With one quick motion, I lean over and push the tape back into place. The motor whirs as the tape threads into position. I push Play, then Pause. Stare at the screen. A white Ombra. With the same VIN as Annie’s. Impossible. Impossible for a car to be two places at one time.

But actually, I know it is possible. And I know exactly how.

“Franko, listen. I mean, look.” I twist my chair around, and scoot back to my own computer. I punch up Google, and type in three words.

As soon as we find Annie’s car, we’ll know.

“There it is, on the end. By the yellow lines. See it?” Annie’s parked her Ombra in Bexter’s tree-lined student lot. Seniors go back a week earlier than the other kids. Which, today, is lucky for me and Franklin.

“I see it,” Franklin replies. He steers his Passat past a row of cars, each labeled with the elaborate gothic B of the Bexter parking stickers.

Garrison Hall is in the distance, which makes me wonder about Alethia. No word from Josh yet this morning about her. Last night’s police interview had been short, the cops divulging nothing. Afterward, we’d dumped the sweater and scarf mélange from my bed and collapsed together, exhausted, without even getting under the covers. We’re both going on about four hours’ sleep. But my Google search has given me quite an energy boost. I can be tired later.

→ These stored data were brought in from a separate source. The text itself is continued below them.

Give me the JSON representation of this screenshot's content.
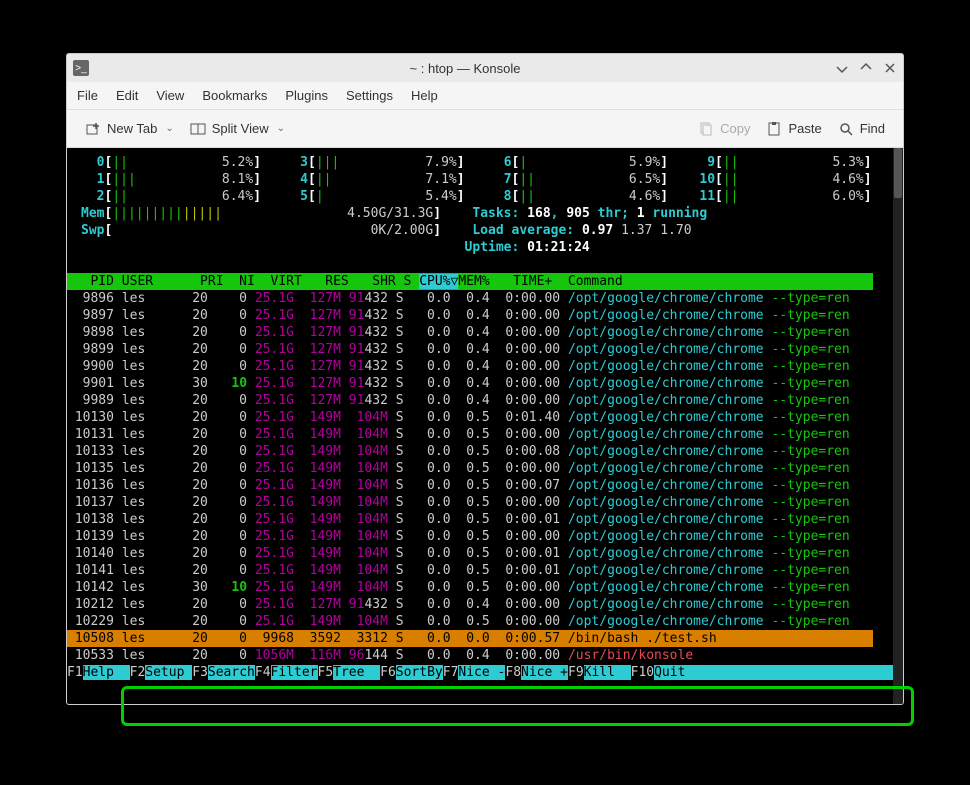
{
  "window": {
    "title": "~ : htop — Konsole"
  },
  "menubar": [
    "File",
    "Edit",
    "View",
    "Bookmarks",
    "Plugins",
    "Settings",
    "Help"
  ],
  "toolbar": {
    "new_tab": "New Tab",
    "split_view": "Split View",
    "copy": "Copy",
    "paste": "Paste",
    "find": "Find"
  },
  "cpus": [
    {
      "id": 0,
      "bar": "||",
      "pct": "5.2%"
    },
    {
      "id": 1,
      "bar": "|||",
      "pct": "8.1%"
    },
    {
      "id": 2,
      "bar": "||",
      "pct": "6.4%"
    },
    {
      "id": 3,
      "bar": "|||",
      "pct": "7.9%"
    },
    {
      "id": 4,
      "bar": "||",
      "pct": "7.1%"
    },
    {
      "id": 5,
      "bar": "|",
      "pct": "5.4%"
    },
    {
      "id": 6,
      "bar": "|",
      "pct": "5.9%"
    },
    {
      "id": 7,
      "bar": "||",
      "pct": "6.5%"
    },
    {
      "id": 8,
      "bar": "||",
      "pct": "4.6%"
    },
    {
      "id": 9,
      "bar": "||",
      "pct": "5.3%"
    },
    {
      "id": 10,
      "bar": "||",
      "pct": "4.6%"
    },
    {
      "id": 11,
      "bar": "||",
      "pct": "6.0%"
    }
  ],
  "mem": {
    "label": "Mem",
    "bar": "||||||||||||||",
    "value": "4.50G/31.3G"
  },
  "swp": {
    "label": "Swp",
    "bar": "",
    "value": "0K/2.00G"
  },
  "tasks": {
    "total": "168",
    "threads": "905",
    "running": "1"
  },
  "load": {
    "l1": "0.97",
    "l5": "1.37",
    "l15": "1.70"
  },
  "uptime": "01:21:24",
  "columns": "   PID USER      PRI  NI  VIRT   RES   SHR S CPU%▽MEM%   TIME+  Command",
  "processes": [
    {
      "pid": " 9896",
      "user": "les  ",
      "pri": "20",
      "ni": "  0",
      "virt": "25.1G",
      "res": " 127M",
      "shr_a": "91",
      "shr_b": "432",
      "s": "S",
      "cpu": "0.0",
      "mem": "0.4",
      "time": "0:00.00",
      "cmd": "/opt/google/chrome/chrome --type=ren"
    },
    {
      "pid": " 9897",
      "user": "les  ",
      "pri": "20",
      "ni": "  0",
      "virt": "25.1G",
      "res": " 127M",
      "shr_a": "91",
      "shr_b": "432",
      "s": "S",
      "cpu": "0.0",
      "mem": "0.4",
      "time": "0:00.00",
      "cmd": "/opt/google/chrome/chrome --type=ren"
    },
    {
      "pid": " 9898",
      "user": "les  ",
      "pri": "20",
      "ni": "  0",
      "virt": "25.1G",
      "res": " 127M",
      "shr_a": "91",
      "shr_b": "432",
      "s": "S",
      "cpu": "0.0",
      "mem": "0.4",
      "time": "0:00.00",
      "cmd": "/opt/google/chrome/chrome --type=ren"
    },
    {
      "pid": " 9899",
      "user": "les  ",
      "pri": "20",
      "ni": "  0",
      "virt": "25.1G",
      "res": " 127M",
      "shr_a": "91",
      "shr_b": "432",
      "s": "S",
      "cpu": "0.0",
      "mem": "0.4",
      "time": "0:00.00",
      "cmd": "/opt/google/chrome/chrome --type=ren"
    },
    {
      "pid": " 9900",
      "user": "les  ",
      "pri": "20",
      "ni": "  0",
      "virt": "25.1G",
      "res": " 127M",
      "shr_a": "91",
      "shr_b": "432",
      "s": "S",
      "cpu": "0.0",
      "mem": "0.4",
      "time": "0:00.00",
      "cmd": "/opt/google/chrome/chrome --type=ren"
    },
    {
      "pid": " 9901",
      "user": "les  ",
      "pri": "30",
      "ni": " 10",
      "virt": "25.1G",
      "res": " 127M",
      "shr_a": "91",
      "shr_b": "432",
      "s": "S",
      "cpu": "0.0",
      "mem": "0.4",
      "time": "0:00.00",
      "cmd": "/opt/google/chrome/chrome --type=ren",
      "ni_green": true
    },
    {
      "pid": " 9989",
      "user": "les  ",
      "pri": "20",
      "ni": "  0",
      "virt": "25.1G",
      "res": " 127M",
      "shr_a": "91",
      "shr_b": "432",
      "s": "S",
      "cpu": "0.0",
      "mem": "0.4",
      "time": "0:00.00",
      "cmd": "/opt/google/chrome/chrome --type=ren"
    },
    {
      "pid": "10130",
      "user": "les  ",
      "pri": "20",
      "ni": "  0",
      "virt": "25.1G",
      "res": " 149M",
      "shr_a": "",
      "shr_b": " 104M",
      "s": "S",
      "cpu": "0.0",
      "mem": "0.5",
      "time": "0:01.40",
      "cmd": "/opt/google/chrome/chrome --type=ren"
    },
    {
      "pid": "10131",
      "user": "les  ",
      "pri": "20",
      "ni": "  0",
      "virt": "25.1G",
      "res": " 149M",
      "shr_a": "",
      "shr_b": " 104M",
      "s": "S",
      "cpu": "0.0",
      "mem": "0.5",
      "time": "0:00.00",
      "cmd": "/opt/google/chrome/chrome --type=ren"
    },
    {
      "pid": "10133",
      "user": "les  ",
      "pri": "20",
      "ni": "  0",
      "virt": "25.1G",
      "res": " 149M",
      "shr_a": "",
      "shr_b": " 104M",
      "s": "S",
      "cpu": "0.0",
      "mem": "0.5",
      "time": "0:00.08",
      "cmd": "/opt/google/chrome/chrome --type=ren"
    },
    {
      "pid": "10135",
      "user": "les  ",
      "pri": "20",
      "ni": "  0",
      "virt": "25.1G",
      "res": " 149M",
      "shr_a": "",
      "shr_b": " 104M",
      "s": "S",
      "cpu": "0.0",
      "mem": "0.5",
      "time": "0:00.00",
      "cmd": "/opt/google/chrome/chrome --type=ren"
    },
    {
      "pid": "10136",
      "user": "les  ",
      "pri": "20",
      "ni": "  0",
      "virt": "25.1G",
      "res": " 149M",
      "shr_a": "",
      "shr_b": " 104M",
      "s": "S",
      "cpu": "0.0",
      "mem": "0.5",
      "time": "0:00.07",
      "cmd": "/opt/google/chrome/chrome --type=ren"
    },
    {
      "pid": "10137",
      "user": "les  ",
      "pri": "20",
      "ni": "  0",
      "virt": "25.1G",
      "res": " 149M",
      "shr_a": "",
      "shr_b": " 104M",
      "s": "S",
      "cpu": "0.0",
      "mem": "0.5",
      "time": "0:00.00",
      "cmd": "/opt/google/chrome/chrome --type=ren"
    },
    {
      "pid": "10138",
      "user": "les  ",
      "pri": "20",
      "ni": "  0",
      "virt": "25.1G",
      "res": " 149M",
      "shr_a": "",
      "shr_b": " 104M",
      "s": "S",
      "cpu": "0.0",
      "mem": "0.5",
      "time": "0:00.01",
      "cmd": "/opt/google/chrome/chrome --type=ren"
    },
    {
      "pid": "10139",
      "user": "les  ",
      "pri": "20",
      "ni": "  0",
      "virt": "25.1G",
      "res": " 149M",
      "shr_a": "",
      "shr_b": " 104M",
      "s": "S",
      "cpu": "0.0",
      "mem": "0.5",
      "time": "0:00.00",
      "cmd": "/opt/google/chrome/chrome --type=ren"
    },
    {
      "pid": "10140",
      "user": "les  ",
      "pri": "20",
      "ni": "  0",
      "virt": "25.1G",
      "res": " 149M",
      "shr_a": "",
      "shr_b": " 104M",
      "s": "S",
      "cpu": "0.0",
      "mem": "0.5",
      "time": "0:00.01",
      "cmd": "/opt/google/chrome/chrome --type=ren"
    },
    {
      "pid": "10141",
      "user": "les  ",
      "pri": "20",
      "ni": "  0",
      "virt": "25.1G",
      "res": " 149M",
      "shr_a": "",
      "shr_b": " 104M",
      "s": "S",
      "cpu": "0.0",
      "mem": "0.5",
      "time": "0:00.01",
      "cmd": "/opt/google/chrome/chrome --type=ren"
    },
    {
      "pid": "10142",
      "user": "les  ",
      "pri": "30",
      "ni": " 10",
      "virt": "25.1G",
      "res": " 149M",
      "shr_a": "",
      "shr_b": " 104M",
      "s": "S",
      "cpu": "0.0",
      "mem": "0.5",
      "time": "0:00.00",
      "cmd": "/opt/google/chrome/chrome --type=ren",
      "ni_green": true
    },
    {
      "pid": "10212",
      "user": "les  ",
      "pri": "20",
      "ni": "  0",
      "virt": "25.1G",
      "res": " 127M",
      "shr_a": "91",
      "shr_b": "432",
      "s": "S",
      "cpu": "0.0",
      "mem": "0.4",
      "time": "0:00.00",
      "cmd": "/opt/google/chrome/chrome --type=ren"
    },
    {
      "pid": "10229",
      "user": "les  ",
      "pri": "20",
      "ni": "  0",
      "virt": "25.1G",
      "res": " 149M",
      "shr_a": "",
      "shr_b": " 104M",
      "s": "S",
      "cpu": "0.0",
      "mem": "0.5",
      "time": "0:00.00",
      "cmd": "/opt/google/chrome/chrome --type=ren"
    },
    {
      "pid": "10508",
      "user": "les  ",
      "pri": "20",
      "ni": "  0",
      "virt": " 9968",
      "res": " 3592",
      "shr_a": "",
      "shr_b": " 3312",
      "s": "S",
      "cpu": "0.0",
      "mem": "0.0",
      "time": "0:00.57",
      "cmd": "/bin/bash ./test.sh",
      "selected": true
    },
    {
      "pid": "10533",
      "user": "les  ",
      "pri": "20",
      "ni": "  0",
      "virt": "1056M",
      "res": " 116M",
      "shr_a": "96",
      "shr_b": "144",
      "s": "S",
      "cpu": "0.0",
      "mem": "0.4",
      "time": "0:00.00",
      "cmd": "/usr/bin/konsole",
      "usr": true
    }
  ],
  "fkeys": [
    {
      "key": "F1",
      "label": "Help  "
    },
    {
      "key": "F2",
      "label": "Setup "
    },
    {
      "key": "F3",
      "label": "Search"
    },
    {
      "key": "F4",
      "label": "Filter"
    },
    {
      "key": "F5",
      "label": "Tree  "
    },
    {
      "key": "F6",
      "label": "SortBy"
    },
    {
      "key": "F7",
      "label": "Nice -"
    },
    {
      "key": "F8",
      "label": "Nice +"
    },
    {
      "key": "F9",
      "label": "Kill  "
    },
    {
      "key": "F10",
      "label": "Quit  "
    }
  ]
}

Franklin pulls up beside Annie’s Ombra. He leaves the engine running, and we hop out into the cold afternoon, our words puffing white in the January chill.

“There’s no dealer sticker that I can see. And no dealer name tag around the license plate,” Franklin says, going around to the rear of the car. “Do you know where Annie’s parents purchased this?”

I tug lightly on the driver’s-side door. Locked. That means I can’t check the VIN on the metal plate attached inside. “Nope, no reason to ask. But let’s just see what Annie’s parents really got here. I’ll read you the dashboard VIN, okay? I can read that through the windshield. Ready?

“One. Y, B, one…” I begin. Seventeen digits. A one-of-a-kind combination. Supposedly unique. Like a car’s DNA.